The original designations of huckleberry, or whortleberry, are also of ancient derivation. The species of Vaccinium were known to Virgil under the title of Vacinia,[37] because their berries were little. The ancient writers recognized the black, white, and red fruited species. The white was seldom seen, however, while the red also was rare. The true English name for these berries in the sixteenth century was “whorts” or “whortleberries.” The black whorts grew commonly in many woods in England, in June and July.

After wandering through these swamps on the Domelet for two or three hours, and securing some fine roots of the Pink Moccasin-Flower for the New Haven garden, we slowly walked back toward our horses in the shaded vale, up and over ledges and rolling hills, passing a ridge of outcropping marble. We finally sat a while and drank in the cool mountain breeze, catching here and there through the trees the varied panorama of the great world below and the clouds above us. Distant sounds from human abodes rose to our ears faintly,—such as the engine whistle of the “Wild-cat” Express as it wound through the deep-cut valley of the Hoosac, nearly a thousand feet below us, westward beyond Mount Œta. On one of these marble ridges, along the plains, I found several plants of the Large Round-Leaved Orchis (Habenaria orbiculata).

We drove homeward by way of White Oaks Road,—southward along the entire summit of the Domelet,—getting an excellent view of the Hoosac and Green Rivers, following their serpentine windings about the hills and vales far below us near Williamstown. White Oaks is a remote corner of Pownal, lying, however, partly in Williamstown in northern Berkshire, a region locally noted for the earliest arbutus blossoms.

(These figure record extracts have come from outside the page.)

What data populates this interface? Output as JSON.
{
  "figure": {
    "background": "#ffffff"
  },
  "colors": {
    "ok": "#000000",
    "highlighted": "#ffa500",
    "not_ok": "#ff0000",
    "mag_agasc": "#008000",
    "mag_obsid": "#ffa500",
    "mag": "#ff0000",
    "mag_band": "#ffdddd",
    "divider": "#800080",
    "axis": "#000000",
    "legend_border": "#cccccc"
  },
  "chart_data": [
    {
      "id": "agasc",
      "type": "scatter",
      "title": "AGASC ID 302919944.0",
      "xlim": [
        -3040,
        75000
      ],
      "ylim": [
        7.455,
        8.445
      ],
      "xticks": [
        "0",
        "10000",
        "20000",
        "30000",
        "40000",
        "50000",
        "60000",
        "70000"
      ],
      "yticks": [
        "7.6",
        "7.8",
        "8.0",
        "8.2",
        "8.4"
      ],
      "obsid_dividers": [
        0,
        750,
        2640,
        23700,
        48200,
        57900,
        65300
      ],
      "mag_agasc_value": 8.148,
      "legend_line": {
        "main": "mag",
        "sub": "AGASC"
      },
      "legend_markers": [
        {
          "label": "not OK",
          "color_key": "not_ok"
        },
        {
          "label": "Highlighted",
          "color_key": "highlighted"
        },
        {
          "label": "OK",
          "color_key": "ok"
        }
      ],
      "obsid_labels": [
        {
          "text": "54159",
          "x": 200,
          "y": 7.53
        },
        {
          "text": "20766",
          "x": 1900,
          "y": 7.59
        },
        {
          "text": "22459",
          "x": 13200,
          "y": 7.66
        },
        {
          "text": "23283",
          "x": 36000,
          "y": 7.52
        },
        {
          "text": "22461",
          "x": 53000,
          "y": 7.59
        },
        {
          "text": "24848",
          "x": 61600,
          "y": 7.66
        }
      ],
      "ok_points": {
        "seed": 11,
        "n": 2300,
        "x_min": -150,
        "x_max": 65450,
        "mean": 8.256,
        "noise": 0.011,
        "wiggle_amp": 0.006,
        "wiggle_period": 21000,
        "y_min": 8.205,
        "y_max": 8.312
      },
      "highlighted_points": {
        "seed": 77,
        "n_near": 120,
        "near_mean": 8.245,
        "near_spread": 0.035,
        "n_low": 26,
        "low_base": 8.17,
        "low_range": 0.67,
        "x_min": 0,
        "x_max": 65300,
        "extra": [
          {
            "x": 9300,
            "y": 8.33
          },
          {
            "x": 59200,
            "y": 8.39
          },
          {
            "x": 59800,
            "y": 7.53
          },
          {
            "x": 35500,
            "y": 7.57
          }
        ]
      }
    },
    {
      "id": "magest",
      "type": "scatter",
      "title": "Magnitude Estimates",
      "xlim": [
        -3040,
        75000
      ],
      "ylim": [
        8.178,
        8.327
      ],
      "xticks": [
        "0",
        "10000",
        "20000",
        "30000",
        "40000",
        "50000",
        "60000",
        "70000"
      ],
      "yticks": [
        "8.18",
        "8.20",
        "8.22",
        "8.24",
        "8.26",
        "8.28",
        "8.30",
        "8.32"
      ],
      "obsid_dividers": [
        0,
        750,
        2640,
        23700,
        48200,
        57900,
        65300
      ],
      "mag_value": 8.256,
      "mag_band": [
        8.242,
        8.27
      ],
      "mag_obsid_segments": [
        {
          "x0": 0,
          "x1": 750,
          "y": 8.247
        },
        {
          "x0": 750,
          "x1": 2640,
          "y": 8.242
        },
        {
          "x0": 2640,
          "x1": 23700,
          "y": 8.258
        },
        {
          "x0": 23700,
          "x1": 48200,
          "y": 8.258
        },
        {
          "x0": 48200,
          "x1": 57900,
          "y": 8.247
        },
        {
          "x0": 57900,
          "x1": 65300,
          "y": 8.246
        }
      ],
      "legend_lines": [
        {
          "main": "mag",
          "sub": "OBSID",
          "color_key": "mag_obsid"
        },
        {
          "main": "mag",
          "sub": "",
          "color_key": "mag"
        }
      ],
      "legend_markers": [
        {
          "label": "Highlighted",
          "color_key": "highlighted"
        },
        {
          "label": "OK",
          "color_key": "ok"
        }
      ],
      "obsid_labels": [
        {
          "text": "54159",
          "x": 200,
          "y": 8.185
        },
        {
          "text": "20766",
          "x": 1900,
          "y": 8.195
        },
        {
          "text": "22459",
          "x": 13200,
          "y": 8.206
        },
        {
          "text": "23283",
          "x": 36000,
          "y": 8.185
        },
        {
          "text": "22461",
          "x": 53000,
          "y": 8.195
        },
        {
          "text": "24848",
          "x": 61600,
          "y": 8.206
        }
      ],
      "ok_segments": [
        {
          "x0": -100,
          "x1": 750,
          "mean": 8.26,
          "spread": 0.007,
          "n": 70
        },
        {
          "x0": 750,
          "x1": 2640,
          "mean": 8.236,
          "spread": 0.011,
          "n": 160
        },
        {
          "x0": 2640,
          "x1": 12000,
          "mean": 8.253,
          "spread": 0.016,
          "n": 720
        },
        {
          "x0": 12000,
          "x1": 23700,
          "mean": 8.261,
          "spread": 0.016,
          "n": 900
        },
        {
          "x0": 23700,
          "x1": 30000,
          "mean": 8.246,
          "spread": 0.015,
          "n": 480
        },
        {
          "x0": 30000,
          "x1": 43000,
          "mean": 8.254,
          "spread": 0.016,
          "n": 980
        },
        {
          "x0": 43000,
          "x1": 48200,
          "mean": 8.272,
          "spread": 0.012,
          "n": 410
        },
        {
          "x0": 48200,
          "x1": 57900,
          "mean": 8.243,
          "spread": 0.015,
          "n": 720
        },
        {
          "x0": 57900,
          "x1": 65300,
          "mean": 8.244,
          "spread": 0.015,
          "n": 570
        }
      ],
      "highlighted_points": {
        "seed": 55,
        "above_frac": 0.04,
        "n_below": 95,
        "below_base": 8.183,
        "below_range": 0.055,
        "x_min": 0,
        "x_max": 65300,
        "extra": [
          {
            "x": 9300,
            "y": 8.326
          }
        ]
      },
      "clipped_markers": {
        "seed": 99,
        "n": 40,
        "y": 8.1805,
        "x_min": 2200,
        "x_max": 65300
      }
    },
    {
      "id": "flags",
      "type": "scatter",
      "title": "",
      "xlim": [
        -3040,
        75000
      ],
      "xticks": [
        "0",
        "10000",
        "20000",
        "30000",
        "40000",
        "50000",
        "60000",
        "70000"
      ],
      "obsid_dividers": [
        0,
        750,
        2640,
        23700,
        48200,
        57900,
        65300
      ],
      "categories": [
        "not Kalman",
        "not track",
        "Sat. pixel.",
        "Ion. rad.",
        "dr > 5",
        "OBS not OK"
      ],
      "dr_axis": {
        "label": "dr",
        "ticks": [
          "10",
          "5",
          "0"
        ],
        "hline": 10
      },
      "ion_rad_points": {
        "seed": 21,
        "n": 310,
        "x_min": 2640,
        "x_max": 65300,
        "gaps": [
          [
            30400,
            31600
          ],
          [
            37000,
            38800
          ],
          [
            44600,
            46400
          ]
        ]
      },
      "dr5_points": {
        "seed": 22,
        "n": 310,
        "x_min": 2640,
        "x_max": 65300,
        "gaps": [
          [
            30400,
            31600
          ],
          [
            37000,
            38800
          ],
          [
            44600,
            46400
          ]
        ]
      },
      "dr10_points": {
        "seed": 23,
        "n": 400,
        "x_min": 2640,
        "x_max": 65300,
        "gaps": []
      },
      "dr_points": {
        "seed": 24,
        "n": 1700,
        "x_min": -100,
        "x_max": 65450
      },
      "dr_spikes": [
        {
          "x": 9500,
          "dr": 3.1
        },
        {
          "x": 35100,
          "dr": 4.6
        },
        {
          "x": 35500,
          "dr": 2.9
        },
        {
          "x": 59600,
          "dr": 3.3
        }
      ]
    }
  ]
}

In nearly all the swamps I have visited, I have found a long procession of flowers marching close upon each other through the seasons,—from the trailing arbutus and the snowy dogwood blossoms in early April, to the golden-rod and asters of the late October days. Even as late as December 8th I have found the dainty dandelions and violets running wild with glee, only to be frozen before sunrise the following morning. It can be said that in some seasons different flowers bloom nearly every month, in the Hoosac Highlands, if the Transcript’s reports be true.

“On February 1, 1900, some trailing arbutus was brought from the woods. There is usually a little strife in the spring for the distinction of bringing these first flowers, but Mr. Briggs has forestalled all the flower hunters this year by his January discovery, which is most unusual.”[38]

I have collected March arbutus in the White Oaks as early as the 12th, although never in January or February. Indeed, there come many arbutus days long before April and May, if only we go abroad to realize them in the warm, sunny glens among the Taconic Hills, where the cold winds never blow in March.